O filme ao menos tem personalidade forte pois a reviravolta na vida da cética arquiteta Natalie se dá após um assalto no metrô quando sofre uma pancada na cabeça e a partir daí ela passa a viver numa espécie de universo paralelo. Lá, todos os homens se interessam por ela. Coisa que no seu mundo, antes da pancada, era algo impossível pois Natalie era “invisível” e explorada por não encaixar em padrões de beleza estabelecidos.
A (boa) chave do filme – e que até poderia torná-lo uma referência no gênero – está na razão pela qual Natalie nega o romantismo no cinema. Ela lista, em conversa com uma amiga do trabalho, todos os clichês das personagens femininas em comédias românticas.
Isto inclui, ter uma colega rival no trabalho, ter alguma sequência musical, ter um cômico amigo gay extravagante que estará sempre ao seu lado lhe apoiando (mas que ele, em si, não tem nenhuma consistência como personagem crível – sem conflitos, sem vida íntima, sem história, apenas alegre e ali de prontidão para ajudar) e ter uma pessoa legal para se apaixonar próxima a ela, mas que ela não consegue enxergar pois o foco está em outro lugar.
Neste diálogo, é como se Natalie tivesse visto Minha vida em Marte e o estivesse descrevendo.
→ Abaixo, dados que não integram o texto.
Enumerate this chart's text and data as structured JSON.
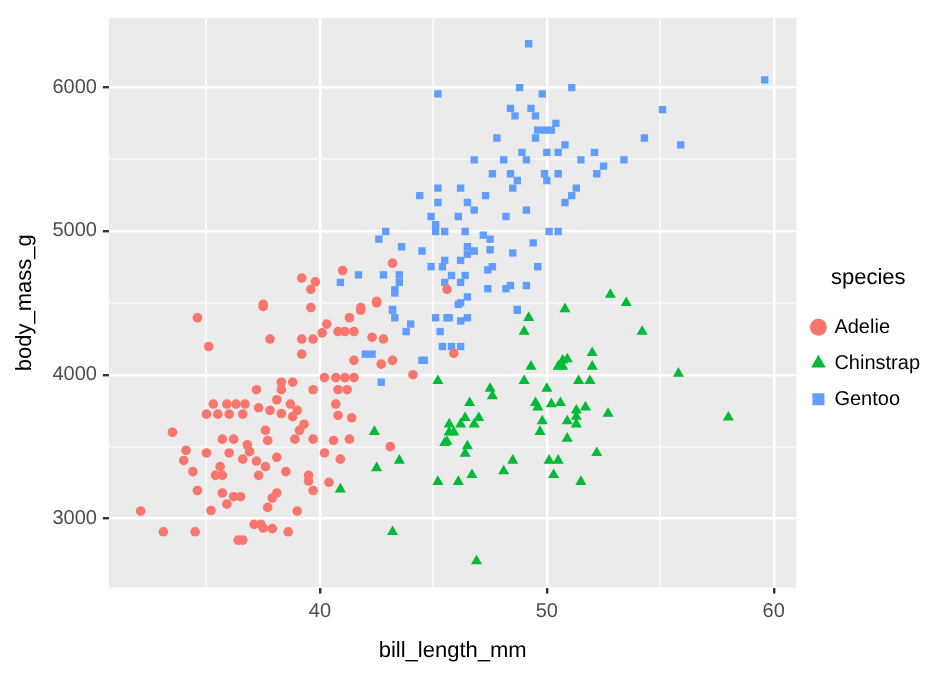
{
  "chart_data": {
    "type": "scatter",
    "xlabel": "bill_length_mm",
    "ylabel": "body_mass_g",
    "legend_title": "species",
    "legend": "right",
    "grid": true,
    "xlim": [
      30.7,
      61.0
    ],
    "xticks": [
      {
        "value": 35,
        "label": null
      },
      40,
      {
        "value": 45,
        "label": null
      },
      50,
      {
        "value": 55,
        "label": null
      },
      60
    ],
    "ylim": [
      2520,
      6480
    ],
    "yticks": [
      3000,
      {
        "value": 3500,
        "label": null
      },
      4000,
      {
        "value": 4500,
        "label": null
      },
      5000,
      {
        "value": 5500,
        "label": null
      },
      6000
    ],
    "series": [
      {
        "name": "Adelie",
        "color": "#f8766d",
        "marker": "circle",
        "x": [
          37.5,
          34.6,
          35.1,
          37.8,
          39.2,
          39.7,
          39.2,
          40.3,
          40.1,
          40.8,
          41.1,
          41.5,
          41.3,
          41.8,
          42.5,
          42.3,
          42.8,
          43.2,
          42.7,
          44.1,
          41.5,
          40.2,
          40.7,
          41.1,
          41.5,
          40.8,
          41.2,
          38.3,
          38.8,
          37.2,
          38.3,
          39.7,
          35.3,
          35.9,
          36.3,
          36.7,
          35.0,
          35.5,
          36.0,
          36.6,
          37.3,
          37.8,
          38.3,
          38.7,
          39.0,
          38.8,
          38.1,
          40.7,
          40.8,
          41.4,
          39.3,
          39.1,
          38.9,
          37.6,
          37.7,
          36.8,
          36.9,
          36.2,
          35.7,
          33.5,
          34.1,
          34.0,
          35.0,
          36.0,
          36.6,
          37.2,
          38.1,
          37.6,
          37.3,
          38.5,
          39.7,
          40.6,
          41.3,
          40.2,
          40.9,
          39.5,
          39.5,
          39.7,
          40.4,
          34.4,
          34.6,
          35.6,
          35.4,
          35.7,
          35.7,
          36.2,
          36.5,
          35.9,
          35.2,
          38.1,
          37.9,
          37.7,
          39.0,
          32.1,
          33.1,
          34.5,
          37.1,
          37.4,
          37.5,
          37.9,
          38.6,
          36.4,
          36.6,
          43.1,
          41.0,
          39.2,
          39.8,
          39.6,
          43.2,
          45.6,
          45.9,
          37.5,
          42.5,
          41.8,
          39.6
        ],
        "values": [
          4474,
          4396,
          4196,
          4248,
          4248,
          4248,
          4143,
          4352,
          4291,
          4300,
          4300,
          4300,
          4396,
          4448,
          4500,
          4261,
          4248,
          4100,
          4074,
          4000,
          4100,
          3980,
          3980,
          3980,
          3980,
          3896,
          3896,
          3948,
          3948,
          3896,
          3896,
          3896,
          3796,
          3796,
          3796,
          3796,
          3726,
          3726,
          3726,
          3726,
          3770,
          3752,
          3730,
          3796,
          3752,
          3709,
          3826,
          3796,
          3717,
          3700,
          3656,
          3613,
          3552,
          3613,
          3543,
          3513,
          3465,
          3552,
          3552,
          3600,
          3474,
          3404,
          3456,
          3456,
          3413,
          3400,
          3426,
          3361,
          3300,
          3326,
          3552,
          3543,
          3552,
          3456,
          3413,
          3300,
          3261,
          3195,
          3252,
          3326,
          3195,
          3361,
          3300,
          3300,
          3178,
          3152,
          3152,
          3100,
          3056,
          3178,
          3143,
          3078,
          3052,
          3052,
          2908,
          2908,
          2960,
          2960,
          2934,
          2930,
          2908,
          2850,
          2850,
          3500,
          4724,
          4672,
          4646,
          4594,
          4776,
          4594,
          4148,
          4489,
          4511,
          4467,
          4467
        ]
      },
      {
        "name": "Chinstrap",
        "color": "#00ba38",
        "marker": "triangle",
        "x": [
          52.8,
          53.5,
          50.8,
          49.2,
          49.0,
          54.2,
          52.0,
          50.7,
          50.9,
          50.5,
          50.7,
          49.3,
          52.0,
          55.8,
          45.2,
          49.0,
          51.4,
          51.9,
          47.5,
          47.6,
          50.0,
          46.6,
          49.5,
          49.6,
          50.2,
          50.6,
          51.3,
          51.7,
          52.7,
          58.0,
          45.7,
          46.2,
          46.4,
          46.8,
          47.0,
          45.9,
          45.7,
          49.8,
          50.9,
          51.3,
          51.3,
          49.7,
          45.5,
          45.6,
          46.5,
          50.9,
          46.4,
          52.2,
          48.5,
          50.1,
          50.5,
          48.1,
          50.3,
          46.7,
          45.2,
          46.1,
          51.5,
          46.9,
          42.4,
          43.5,
          42.5,
          40.9,
          43.2
        ],
        "values": [
          4557,
          4500,
          4457,
          4396,
          4300,
          4300,
          4152,
          4100,
          4109,
          4057,
          4057,
          4057,
          4057,
          4009,
          3957,
          3957,
          3957,
          3957,
          3904,
          3852,
          3904,
          3804,
          3804,
          3774,
          3796,
          3804,
          3752,
          3774,
          3730,
          3704,
          3656,
          3656,
          3700,
          3656,
          3700,
          3600,
          3600,
          3678,
          3678,
          3656,
          3709,
          3604,
          3526,
          3535,
          3504,
          3557,
          3452,
          3457,
          3404,
          3404,
          3404,
          3330,
          3304,
          3304,
          3256,
          3256,
          3256,
          2704,
          3604,
          3404,
          3352,
          3204,
          2908
        ]
      },
      {
        "name": "Gentoo",
        "color": "#619cff",
        "marker": "square",
        "x": [
          49.2,
          45.2,
          48.8,
          49.8,
          51.1,
          48.4,
          48.6,
          49.3,
          49.5,
          50.4,
          49.9,
          49.6,
          50.2,
          47.8,
          49.5,
          50.8,
          50.5,
          50.0,
          48.9,
          49.1,
          48.1,
          46.8,
          51.5,
          52.1,
          53.4,
          54.3,
          55.1,
          55.9,
          59.6,
          52.5,
          52.2,
          47.6,
          48.4,
          49.9,
          50.5,
          48.7,
          50.0,
          45.2,
          46.2,
          47.3,
          48.5,
          51.3,
          51.1,
          50.8,
          45.2,
          46.5,
          46.8,
          49.1,
          44.9,
          46.1,
          48.2,
          45.1,
          45.5,
          46.4,
          45.1,
          47.2,
          47.5,
          50.1,
          50.5,
          49.4,
          46.5,
          46.8,
          46.5,
          48.5,
          47.5,
          44.5,
          45.5,
          44.9,
          45.4,
          47.4,
          47.6,
          46.2,
          49.6,
          45.8,
          46.4,
          45.5,
          46.2,
          47.4,
          48.2,
          48.4,
          49.1,
          46.5,
          46.1,
          48.7,
          44.4,
          42.6,
          42.9,
          43.6,
          40.9,
          41.7,
          42.8,
          43.5,
          43.5,
          43.3,
          43.3,
          43.2,
          43.2,
          43.3,
          44.0,
          43.8,
          45.1,
          45.6,
          46.2,
          45.3,
          45.4,
          45.8,
          46.2,
          42.0,
          42.3,
          44.5,
          42.7,
          45.7,
          46.2,
          46.5,
          48.7,
          44.6
        ],
        "values": [
          6301,
          5952,
          5996,
          5952,
          5996,
          5852,
          5800,
          5852,
          5800,
          5747,
          5700,
          5700,
          5700,
          5646,
          5646,
          5598,
          5546,
          5546,
          5546,
          5494,
          5494,
          5494,
          5494,
          5546,
          5494,
          5646,
          5843,
          5598,
          6050,
          5450,
          5397,
          5397,
          5397,
          5397,
          5397,
          5350,
          5350,
          5297,
          5297,
          5245,
          5297,
          5297,
          5245,
          5197,
          5197,
          5197,
          5144,
          5144,
          5100,
          5100,
          5100,
          5044,
          4996,
          4996,
          4996,
          4970,
          4943,
          4996,
          4996,
          4917,
          4890,
          4860,
          4838,
          4847,
          4869,
          4860,
          4795,
          4751,
          4751,
          4729,
          4751,
          4795,
          4751,
          4690,
          4690,
          4642,
          4642,
          4598,
          4598,
          4620,
          4620,
          4541,
          4489,
          4454,
          5245,
          4943,
          4996,
          4890,
          4642,
          4694,
          4694,
          4694,
          4642,
          4590,
          4568,
          4454,
          4448,
          4396,
          4352,
          4300,
          4396,
          4396,
          4500,
          4300,
          4196,
          4196,
          4196,
          4143,
          4143,
          4100,
          3948,
          4396,
          4374,
          4396,
          4448,
          4100
        ]
      }
    ]
  }
}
Mulheres a frente de seu destino. É assim que deve ser. Sempre. Seria bacana, apenas, que o cinema (principalmente o brasileiro) oferecesse produtos cômicos mais equilibrados. Alguns trabalhos já chegaram perto, e aqui mesmo no Brasil com o, ainda que irregular, Mulheres alteradas (2018), de Luís Pinheiro, pelo qual Alessandra Negrini faz brilhar o seu talento sobre um roteiro divertido.
“Ah, o amor não precisa ter coerência”, poderão argumentar agora em defesa dos dois filmes.
Ok. Mas é bom que o cinema guarde alguma.